Last time on Things Unseen, we began to think together about the temptations of Jesus, and we were thinking about them generally, since the whole time of Jesus’ life and ministry was a test, or a temptation. But I want to invite you now for the next few days to think about the temptations of Christ and the wilderness, the temptations that are recorded in the Synoptic Gospels. After His baptism, and also after an extended period of fasting, Jesus was confronted by the devil, and the devil faced Him with three specific temptations.

The first thing to remember when you read about Jesus’ temptations—whether in the abbreviated form in Mark 1, or the longer forms in Matthew and Luke 4—the first thing to remember is this: this event isn’t recorded to tell you how to resist temptation. It may help you to do that, but it isn’t, first of all, about our temptations; it’s about Jesus’ temptations.

I sometimes refer to what I call the “Where’s Waldo approach” to reading the Gospels. You may be familiar with those books that were popular at one time—pictures of massive crowds of people in different scenes and situations, and there was this little fellow called Waldo, or he was called Wally in the UK, and he wears a red and white striped sweater and hat. And the whole point is that you try and find him in the crowd. I remember when I first saw those books, I thought: “That’s how some of us read the Gospels, with ourselves as Waldo. We’re looking for ourselves in the story: Am I there as Nicodemus or Zacchaeus or Simon Peter?” And of course, the problem with that approach is twofold, really. The first is, I wasn’t there. And the second is, perhaps even more important, that can divert me from looking at Jesus in the story and discovering more about who Jesus is and what Jesus is like.

And I think you sometimes can see that tendency when we read the temptation narrative. We can make the mistake of thinking, “The most important question here is, How does this passage help me to deal with temptation?” And as I say, it does that, but the point of the passage is not so much to help me deal with temptation, it’s about how Jesus dealt with these very special temptations because He was our Savior. This is about Him, not about me. It’s about what He has done for me, not what I need to do for Him.

You probably noticed there’s something right at the beginning of the temptation narrative that underlines this for us. Each of the first three Gospels says it in one form or another. In Matthew, it’s this: “Jesus was led up by the Spirit . . . to be tempted by the devil” (4:1). In Mark, it’s “the Spirit immediately drove [Jesus] out into the wilderness” to be tempted (1:12). And in Luke, it’s “Jesus, full of the Holy Spirit, returned from the Jordan and was led by the Spirit in the wilderness for forty days, being tempted by the devil” (4:1).

You see the point? There’s a military strategy here. Satan is the prince of this world. He has usurped the authority, the dominion that God gave originally to Adam. Remember in Genesis 1:26–28, God made man as His image and gave him dominion. And now, the divine director of military operations, the Holy Spirit, is leading out the great general, Jesus Christ, into the field of combat. The Spirit is the connecting link between the heavenly operations center and the battlefront.

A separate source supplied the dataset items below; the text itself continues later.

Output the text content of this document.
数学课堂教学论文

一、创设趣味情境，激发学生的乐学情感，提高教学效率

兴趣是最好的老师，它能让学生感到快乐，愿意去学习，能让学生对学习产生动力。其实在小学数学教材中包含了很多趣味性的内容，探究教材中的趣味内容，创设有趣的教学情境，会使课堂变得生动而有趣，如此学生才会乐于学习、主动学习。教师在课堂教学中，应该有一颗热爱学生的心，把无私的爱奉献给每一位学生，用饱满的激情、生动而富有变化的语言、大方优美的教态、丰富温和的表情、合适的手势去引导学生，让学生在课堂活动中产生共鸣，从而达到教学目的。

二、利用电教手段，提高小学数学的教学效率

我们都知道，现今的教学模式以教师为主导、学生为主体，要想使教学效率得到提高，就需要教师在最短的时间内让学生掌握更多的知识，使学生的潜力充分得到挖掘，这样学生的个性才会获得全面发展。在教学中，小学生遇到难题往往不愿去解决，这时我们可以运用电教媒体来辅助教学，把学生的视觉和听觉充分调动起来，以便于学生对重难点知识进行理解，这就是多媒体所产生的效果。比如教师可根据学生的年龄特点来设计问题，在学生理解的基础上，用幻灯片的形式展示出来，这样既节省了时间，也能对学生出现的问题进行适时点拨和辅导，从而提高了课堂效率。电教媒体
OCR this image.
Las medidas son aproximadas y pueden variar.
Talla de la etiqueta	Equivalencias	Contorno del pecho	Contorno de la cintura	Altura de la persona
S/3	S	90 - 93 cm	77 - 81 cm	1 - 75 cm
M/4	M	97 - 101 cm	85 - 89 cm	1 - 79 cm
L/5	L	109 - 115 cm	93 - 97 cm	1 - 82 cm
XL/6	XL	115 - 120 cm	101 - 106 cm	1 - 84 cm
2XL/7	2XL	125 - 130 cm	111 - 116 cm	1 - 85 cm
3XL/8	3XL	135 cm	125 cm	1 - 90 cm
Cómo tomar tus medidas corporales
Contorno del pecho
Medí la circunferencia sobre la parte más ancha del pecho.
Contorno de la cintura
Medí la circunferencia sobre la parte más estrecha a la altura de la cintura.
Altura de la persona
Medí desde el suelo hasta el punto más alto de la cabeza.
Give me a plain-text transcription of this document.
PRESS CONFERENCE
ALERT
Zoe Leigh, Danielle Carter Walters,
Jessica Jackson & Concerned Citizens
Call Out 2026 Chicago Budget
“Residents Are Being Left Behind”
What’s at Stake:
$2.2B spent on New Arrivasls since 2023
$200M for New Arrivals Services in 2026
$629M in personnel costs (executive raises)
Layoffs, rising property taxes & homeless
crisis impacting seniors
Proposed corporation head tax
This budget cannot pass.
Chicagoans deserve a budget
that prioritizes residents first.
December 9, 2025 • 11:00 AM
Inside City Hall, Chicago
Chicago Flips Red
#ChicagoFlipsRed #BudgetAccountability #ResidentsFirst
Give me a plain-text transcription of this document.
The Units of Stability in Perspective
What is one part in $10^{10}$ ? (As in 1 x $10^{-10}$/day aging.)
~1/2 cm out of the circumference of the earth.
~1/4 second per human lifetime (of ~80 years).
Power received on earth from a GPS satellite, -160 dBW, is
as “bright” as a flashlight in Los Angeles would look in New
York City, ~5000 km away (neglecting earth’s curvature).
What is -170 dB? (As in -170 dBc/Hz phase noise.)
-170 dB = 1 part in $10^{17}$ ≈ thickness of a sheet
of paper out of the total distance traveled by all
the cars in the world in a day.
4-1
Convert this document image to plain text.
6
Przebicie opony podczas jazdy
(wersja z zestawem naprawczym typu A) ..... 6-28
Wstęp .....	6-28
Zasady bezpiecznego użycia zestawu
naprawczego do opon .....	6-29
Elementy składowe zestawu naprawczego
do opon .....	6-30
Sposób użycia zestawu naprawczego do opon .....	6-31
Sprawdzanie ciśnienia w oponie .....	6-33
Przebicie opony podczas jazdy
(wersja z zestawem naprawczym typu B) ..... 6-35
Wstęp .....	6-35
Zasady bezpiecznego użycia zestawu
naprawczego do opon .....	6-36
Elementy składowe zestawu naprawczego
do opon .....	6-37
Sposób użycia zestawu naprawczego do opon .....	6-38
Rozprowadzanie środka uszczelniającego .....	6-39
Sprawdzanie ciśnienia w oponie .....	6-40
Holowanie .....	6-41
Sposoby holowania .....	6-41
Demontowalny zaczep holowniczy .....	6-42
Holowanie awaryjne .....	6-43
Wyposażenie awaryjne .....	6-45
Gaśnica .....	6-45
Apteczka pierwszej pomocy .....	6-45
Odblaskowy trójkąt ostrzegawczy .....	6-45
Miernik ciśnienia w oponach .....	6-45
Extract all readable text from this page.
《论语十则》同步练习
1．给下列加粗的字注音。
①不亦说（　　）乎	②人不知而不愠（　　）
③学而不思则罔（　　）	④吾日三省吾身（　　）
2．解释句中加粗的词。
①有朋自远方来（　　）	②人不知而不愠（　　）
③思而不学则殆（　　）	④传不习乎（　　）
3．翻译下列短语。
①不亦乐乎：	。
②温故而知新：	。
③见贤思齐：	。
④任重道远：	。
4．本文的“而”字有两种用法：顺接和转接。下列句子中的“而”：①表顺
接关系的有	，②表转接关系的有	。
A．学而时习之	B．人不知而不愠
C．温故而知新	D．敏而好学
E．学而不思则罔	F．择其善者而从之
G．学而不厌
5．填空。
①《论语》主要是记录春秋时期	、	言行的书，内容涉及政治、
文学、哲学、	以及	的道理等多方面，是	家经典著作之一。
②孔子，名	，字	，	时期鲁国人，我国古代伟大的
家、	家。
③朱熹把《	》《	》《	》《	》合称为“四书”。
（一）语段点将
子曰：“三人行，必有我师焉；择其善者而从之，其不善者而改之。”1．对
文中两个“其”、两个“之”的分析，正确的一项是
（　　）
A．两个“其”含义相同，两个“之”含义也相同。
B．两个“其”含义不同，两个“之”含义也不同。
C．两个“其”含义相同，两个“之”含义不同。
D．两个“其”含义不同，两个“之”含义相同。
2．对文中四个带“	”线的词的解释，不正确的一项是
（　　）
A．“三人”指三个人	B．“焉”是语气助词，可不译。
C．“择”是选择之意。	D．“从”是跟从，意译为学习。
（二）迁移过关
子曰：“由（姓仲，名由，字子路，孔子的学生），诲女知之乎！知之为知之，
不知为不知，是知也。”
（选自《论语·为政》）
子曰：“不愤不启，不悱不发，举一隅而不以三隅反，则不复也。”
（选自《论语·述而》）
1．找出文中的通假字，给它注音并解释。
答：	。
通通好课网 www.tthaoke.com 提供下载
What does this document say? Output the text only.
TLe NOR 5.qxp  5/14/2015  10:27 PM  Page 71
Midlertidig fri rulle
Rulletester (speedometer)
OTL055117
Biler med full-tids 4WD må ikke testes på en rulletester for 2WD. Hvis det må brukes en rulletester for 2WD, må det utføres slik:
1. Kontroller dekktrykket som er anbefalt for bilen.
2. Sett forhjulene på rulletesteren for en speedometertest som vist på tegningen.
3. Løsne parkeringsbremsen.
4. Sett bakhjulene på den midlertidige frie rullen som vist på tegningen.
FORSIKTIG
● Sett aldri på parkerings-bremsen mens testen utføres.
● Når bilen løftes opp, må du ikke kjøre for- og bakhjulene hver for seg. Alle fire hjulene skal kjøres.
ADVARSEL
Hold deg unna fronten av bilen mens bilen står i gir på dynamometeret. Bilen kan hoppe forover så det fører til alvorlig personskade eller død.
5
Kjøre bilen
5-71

And what we have here—to borrow language from World War II—is the beginning of D-Day. If I can give you a spoiler and the rest of the story, something is going to happen for the first time in human history. The man, Christ Jesus, the new Adam, is going to enter enemy-occupied territory—a garden that’s been turned into a wilderness by the enemy—and He’s going to face him down, withstand his fiercest, attacks and conquer him.

And so, the temptation narrative is really all about Genesis 3:15 coming to pass. The seed of the woman is beginning to crush the head of the serpent. That’s what caused Martin Luther to sing:

But for us fights the proper Man whom God himself hath bidden. As ye who is this same? Christ Jesus is his name . . . 

And He will win the battle. And in the desert, the Lord Jesus began to fight that battle in earnest and won it. Of course, there were more battles to come before the war was over, but this was a very significant one. And because of that, we can be more than conquerors through Him who loved us. And tomorrow will think more about what it means that Jesus has conquered the enemy.